The theory of bipolar disorder as an illness of accelerated aging: implications for clinical care and research.

Neurosci Biobehav Rev

Program for Recognition and Intervention in Individuals in At-Risk Mental States (PRISMA), Department of Psychiatry, Federal University of São Paulo, São Paulo, Brazil; Interdisciplinary Laboratory of Clinical Neuroscience (LINC), Department of Psychiatry, Federal University of São Paulo, São Paulo, Brazil. Electronic address:

Published: May 2014

Bipolar Disorder (BD) has been conceptualized as both a cyclic and a progressive disorder. Mechanisms involved in neuroprogression in BD remain largely unknown although several non-mutually exclusive models have been proposed as explanatory frameworks. In the present paper, we propose that the pathophysiological changes observed in BD (e.g. brain structural alterations, cognitive deficits, oxidative stress imbalance, amyloid metabolism, immunological deregulation, immunosenescence, neurotrophic deficiencies and telomere shortening) converge on a model of accelerated aging (AA).
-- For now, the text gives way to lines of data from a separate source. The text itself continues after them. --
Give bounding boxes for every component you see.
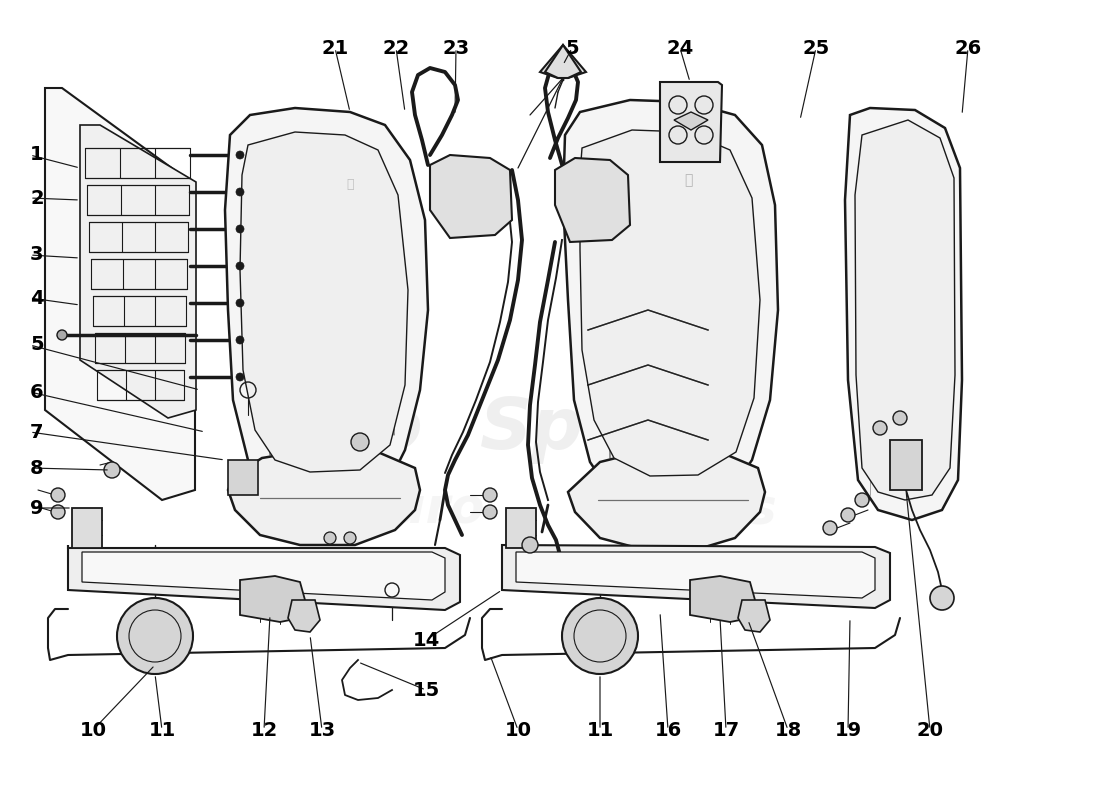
Text: 6: 6 [30,382,44,402]
Polygon shape [568,450,764,550]
Text: 5: 5 [30,335,44,354]
Text: 10: 10 [505,721,531,739]
Text: 🐂: 🐂 [346,178,354,191]
Circle shape [522,537,538,553]
Polygon shape [738,600,770,632]
Text: 19: 19 [835,721,861,739]
Circle shape [893,411,907,425]
Circle shape [57,330,67,340]
Polygon shape [544,45,581,78]
Text: 13: 13 [308,721,336,739]
Polygon shape [226,108,428,505]
Circle shape [51,505,65,519]
Circle shape [344,532,356,544]
Circle shape [930,586,954,610]
Polygon shape [72,508,102,548]
Circle shape [117,598,192,674]
Circle shape [236,299,244,307]
Text: 7: 7 [30,422,44,442]
Circle shape [873,421,887,435]
Polygon shape [502,545,890,608]
Text: 22: 22 [383,38,409,58]
Circle shape [236,225,244,233]
Text: 12: 12 [251,721,277,739]
Circle shape [483,505,497,519]
Circle shape [236,188,244,196]
Circle shape [351,433,369,451]
Polygon shape [45,88,195,500]
Text: 14: 14 [412,630,440,650]
Polygon shape [674,112,708,130]
Bar [228,460,258,495]
Circle shape [236,262,244,270]
Polygon shape [288,600,320,632]
Circle shape [483,488,497,502]
Text: 24: 24 [667,38,694,58]
Polygon shape [516,552,874,598]
Text: 🐂: 🐂 [684,173,692,187]
Text: 15: 15 [412,681,440,699]
Text: 5: 5 [565,38,579,58]
Polygon shape [690,576,755,622]
Text: 2: 2 [30,189,44,207]
Text: 4: 4 [30,289,44,307]
Text: euro: euro [355,486,484,534]
Circle shape [51,488,65,502]
Circle shape [236,373,244,381]
Polygon shape [430,155,512,238]
Bar [890,440,922,490]
Polygon shape [855,120,955,500]
Text: 11: 11 [586,721,614,739]
Text: 26: 26 [955,38,981,58]
Text: 23: 23 [442,38,470,58]
Polygon shape [240,132,408,472]
Text: Spares: Spares [583,486,777,534]
Polygon shape [228,450,420,545]
Polygon shape [563,100,778,510]
Circle shape [842,508,855,522]
Text: 16: 16 [654,721,682,739]
Text: 9: 9 [30,498,44,518]
Text: Spares: Spares [480,395,760,465]
Text: 11: 11 [148,721,176,739]
Polygon shape [82,552,446,600]
Text: 3: 3 [30,246,44,265]
Circle shape [104,462,120,478]
Polygon shape [556,158,630,242]
Text: 17: 17 [713,721,739,739]
Polygon shape [660,82,722,162]
Polygon shape [506,508,536,548]
Polygon shape [580,130,760,476]
Text: 18: 18 [774,721,802,739]
Polygon shape [68,545,460,610]
Circle shape [324,532,336,544]
Polygon shape [845,108,962,520]
Text: 20: 20 [916,721,944,739]
Text: 8: 8 [30,458,44,478]
Text: 25: 25 [802,38,829,58]
Text: 1: 1 [30,146,44,165]
Circle shape [823,521,837,535]
Circle shape [236,336,244,344]
Text: 21: 21 [321,38,349,58]
Text: euro: euro [238,395,422,465]
Circle shape [562,598,638,674]
Polygon shape [540,45,586,78]
Text: 10: 10 [79,721,107,739]
Circle shape [855,493,869,507]
Circle shape [236,151,244,159]
Polygon shape [80,125,196,418]
Polygon shape [240,576,305,622]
Aging can be understood as a multidimensional process involving physical, neuropsychological, and social changes, which can be highly variable between individuals. Determinants of successful aging (e.g environmental and genetic factors), may also confer differential vulnerability to components of BD pathophysiology and contribute to the clinical presentation of BD. Herein we discuss how the understanding of aging and senescence can contribute to the search for new and promising molecular targets to explain and ameliorate neuroprogression in BD. We also present the strengths and limitations of this concept.